Premium
Aciculatin, a C‐glycosidic flavonoid, induces p53‐dependent cell cycle arrest and apoptosis in HCT116 colorectal cancer cells
Author(s) -
Lai Chinyu,
Pan ShiowLin,
Chen ChienChih,
Teng CheMing
Publication year - 2011
Publication title -
the faseb journal
Language(s) - English
Resource type - Journals
SCImago Journal Rank - 1.709
H-Index - 277
eISSN - 1530-6860
pISSN - 0892-6638
DOI - 10.1096/fasebj.25.1_supplement.621.7
Subject(s) - glycosidic bond , apoptosis , flavonoid , cell cycle checkpoint , colorectal cancer , chemistry , cancer research , cell cycle , cancer , biology , biochemistry , medicine , antioxidant , enzyme
Aciculatin, a flavonoid extracted from Elephantopus scaber L. , has an uncommon C‐glycoside structure and superior anti‐cancer activity. This study firstly demonstrates that aciculatin induces cells death in time‐ and dose‐dependent manners in HCT116. After 10 μM aciculatin treatment, cells arrest in G1 phase and undergo apoptosis subsequently. It is shown that tumor suppressor protein p53 accumulate in this pathway. We further compared WT and p53−/− HCT116 and found that p53−/− HCT116 is more resistant to aciculatin. The same results can be achieved by knockdown of p53 level in WT cells. These data suggest that p53 plays a crucial role in aciculatin‐induced apoptosis.
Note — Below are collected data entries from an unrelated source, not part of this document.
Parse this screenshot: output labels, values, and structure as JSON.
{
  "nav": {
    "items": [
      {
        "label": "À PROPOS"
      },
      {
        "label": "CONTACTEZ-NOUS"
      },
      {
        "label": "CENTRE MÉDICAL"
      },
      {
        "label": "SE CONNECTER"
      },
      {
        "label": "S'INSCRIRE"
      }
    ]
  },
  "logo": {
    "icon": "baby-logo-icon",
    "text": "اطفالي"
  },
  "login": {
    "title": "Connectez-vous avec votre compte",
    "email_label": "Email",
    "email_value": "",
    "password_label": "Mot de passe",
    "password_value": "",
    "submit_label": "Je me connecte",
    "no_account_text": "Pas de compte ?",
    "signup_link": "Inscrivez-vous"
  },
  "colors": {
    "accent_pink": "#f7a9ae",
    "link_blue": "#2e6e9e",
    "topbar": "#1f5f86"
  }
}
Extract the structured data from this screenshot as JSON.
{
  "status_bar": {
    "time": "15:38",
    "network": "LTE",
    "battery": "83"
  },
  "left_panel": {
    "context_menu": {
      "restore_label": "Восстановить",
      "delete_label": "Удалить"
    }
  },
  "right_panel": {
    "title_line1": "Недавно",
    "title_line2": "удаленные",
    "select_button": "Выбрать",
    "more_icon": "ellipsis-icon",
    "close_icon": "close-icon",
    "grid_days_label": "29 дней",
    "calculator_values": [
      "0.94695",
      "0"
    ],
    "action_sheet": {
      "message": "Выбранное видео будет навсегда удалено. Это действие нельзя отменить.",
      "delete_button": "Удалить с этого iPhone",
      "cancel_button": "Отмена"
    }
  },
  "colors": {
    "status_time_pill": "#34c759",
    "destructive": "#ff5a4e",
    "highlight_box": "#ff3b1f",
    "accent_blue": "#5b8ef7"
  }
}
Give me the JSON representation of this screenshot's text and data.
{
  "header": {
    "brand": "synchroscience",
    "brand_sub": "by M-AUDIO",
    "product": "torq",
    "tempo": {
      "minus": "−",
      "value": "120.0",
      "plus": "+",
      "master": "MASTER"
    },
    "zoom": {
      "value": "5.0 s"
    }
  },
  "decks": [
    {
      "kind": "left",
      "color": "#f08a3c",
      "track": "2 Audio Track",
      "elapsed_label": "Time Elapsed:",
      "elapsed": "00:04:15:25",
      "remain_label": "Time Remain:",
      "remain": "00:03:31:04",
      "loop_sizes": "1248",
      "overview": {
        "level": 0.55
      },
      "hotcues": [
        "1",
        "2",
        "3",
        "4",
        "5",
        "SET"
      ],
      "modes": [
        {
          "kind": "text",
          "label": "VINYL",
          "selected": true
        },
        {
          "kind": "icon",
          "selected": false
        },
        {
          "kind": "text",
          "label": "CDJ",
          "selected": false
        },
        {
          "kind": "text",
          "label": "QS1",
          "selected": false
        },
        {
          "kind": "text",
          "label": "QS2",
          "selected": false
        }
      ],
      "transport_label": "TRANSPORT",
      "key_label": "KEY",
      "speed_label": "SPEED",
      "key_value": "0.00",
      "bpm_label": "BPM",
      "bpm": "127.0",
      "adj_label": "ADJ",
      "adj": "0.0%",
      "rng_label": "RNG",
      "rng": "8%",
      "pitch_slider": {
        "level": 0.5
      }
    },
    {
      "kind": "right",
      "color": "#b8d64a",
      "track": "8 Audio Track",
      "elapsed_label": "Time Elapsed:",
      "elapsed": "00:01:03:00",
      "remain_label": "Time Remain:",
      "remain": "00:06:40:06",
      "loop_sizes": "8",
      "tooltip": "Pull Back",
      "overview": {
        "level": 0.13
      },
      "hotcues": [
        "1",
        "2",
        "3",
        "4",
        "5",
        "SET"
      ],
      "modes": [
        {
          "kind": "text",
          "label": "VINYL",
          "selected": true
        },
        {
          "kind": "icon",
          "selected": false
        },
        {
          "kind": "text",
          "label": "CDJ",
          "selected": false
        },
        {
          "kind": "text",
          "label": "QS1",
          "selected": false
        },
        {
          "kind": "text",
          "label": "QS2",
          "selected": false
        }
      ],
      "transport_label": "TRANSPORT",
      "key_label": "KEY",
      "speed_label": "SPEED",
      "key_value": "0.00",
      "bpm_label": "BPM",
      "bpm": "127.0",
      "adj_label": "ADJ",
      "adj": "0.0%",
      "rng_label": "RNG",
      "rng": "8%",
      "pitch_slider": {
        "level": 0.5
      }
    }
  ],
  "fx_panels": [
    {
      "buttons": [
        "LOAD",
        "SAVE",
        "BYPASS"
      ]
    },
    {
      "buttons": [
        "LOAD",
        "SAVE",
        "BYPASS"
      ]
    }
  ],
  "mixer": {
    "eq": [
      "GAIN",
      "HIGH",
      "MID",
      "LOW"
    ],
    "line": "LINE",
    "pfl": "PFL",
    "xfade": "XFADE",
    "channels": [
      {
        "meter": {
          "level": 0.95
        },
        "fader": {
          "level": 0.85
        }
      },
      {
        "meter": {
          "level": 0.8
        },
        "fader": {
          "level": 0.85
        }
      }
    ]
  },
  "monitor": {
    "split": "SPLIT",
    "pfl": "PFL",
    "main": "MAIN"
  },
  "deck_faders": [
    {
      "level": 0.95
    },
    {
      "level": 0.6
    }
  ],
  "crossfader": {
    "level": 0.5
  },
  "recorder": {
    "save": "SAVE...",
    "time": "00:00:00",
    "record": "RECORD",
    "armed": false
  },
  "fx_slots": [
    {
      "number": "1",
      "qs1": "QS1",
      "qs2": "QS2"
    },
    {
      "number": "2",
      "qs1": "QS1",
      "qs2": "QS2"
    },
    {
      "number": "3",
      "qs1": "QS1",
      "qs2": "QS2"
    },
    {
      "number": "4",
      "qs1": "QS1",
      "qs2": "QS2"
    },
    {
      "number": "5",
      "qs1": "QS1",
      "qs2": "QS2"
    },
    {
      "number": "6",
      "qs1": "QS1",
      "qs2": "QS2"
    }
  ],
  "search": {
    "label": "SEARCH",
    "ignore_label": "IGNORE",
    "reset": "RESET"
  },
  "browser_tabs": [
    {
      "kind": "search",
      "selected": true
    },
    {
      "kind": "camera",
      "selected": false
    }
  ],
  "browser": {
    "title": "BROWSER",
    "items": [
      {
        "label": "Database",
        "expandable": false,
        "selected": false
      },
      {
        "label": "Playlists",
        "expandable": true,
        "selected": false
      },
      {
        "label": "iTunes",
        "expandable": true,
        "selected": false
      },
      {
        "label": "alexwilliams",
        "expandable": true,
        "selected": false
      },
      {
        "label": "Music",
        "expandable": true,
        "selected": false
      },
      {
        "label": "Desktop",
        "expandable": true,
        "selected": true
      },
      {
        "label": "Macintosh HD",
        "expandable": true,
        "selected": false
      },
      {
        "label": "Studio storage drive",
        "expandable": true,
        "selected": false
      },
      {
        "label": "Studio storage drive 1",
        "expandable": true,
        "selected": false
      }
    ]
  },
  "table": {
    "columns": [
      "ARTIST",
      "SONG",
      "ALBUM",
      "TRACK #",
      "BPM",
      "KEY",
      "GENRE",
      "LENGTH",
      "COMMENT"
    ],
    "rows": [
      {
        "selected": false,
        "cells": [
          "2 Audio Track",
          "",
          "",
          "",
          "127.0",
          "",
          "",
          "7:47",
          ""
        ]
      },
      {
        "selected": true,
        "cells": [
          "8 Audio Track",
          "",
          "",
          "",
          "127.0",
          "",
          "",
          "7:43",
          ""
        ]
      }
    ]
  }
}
Previous study has defined aciculatin a DNA‐binding agent in vitro . However, DNA damage signaling is not significant in this case, which implies there are some other events leading to p53 activation. Furthermore, aciculatin can down‐regulate MDM2, the negative regulator of p53, in early stage. This may contribute to p53 accumulation. Taken all together, these results indicate that aciculatin induces G1 arrest and apoptosis of HCT‐116 cells via p53 activation.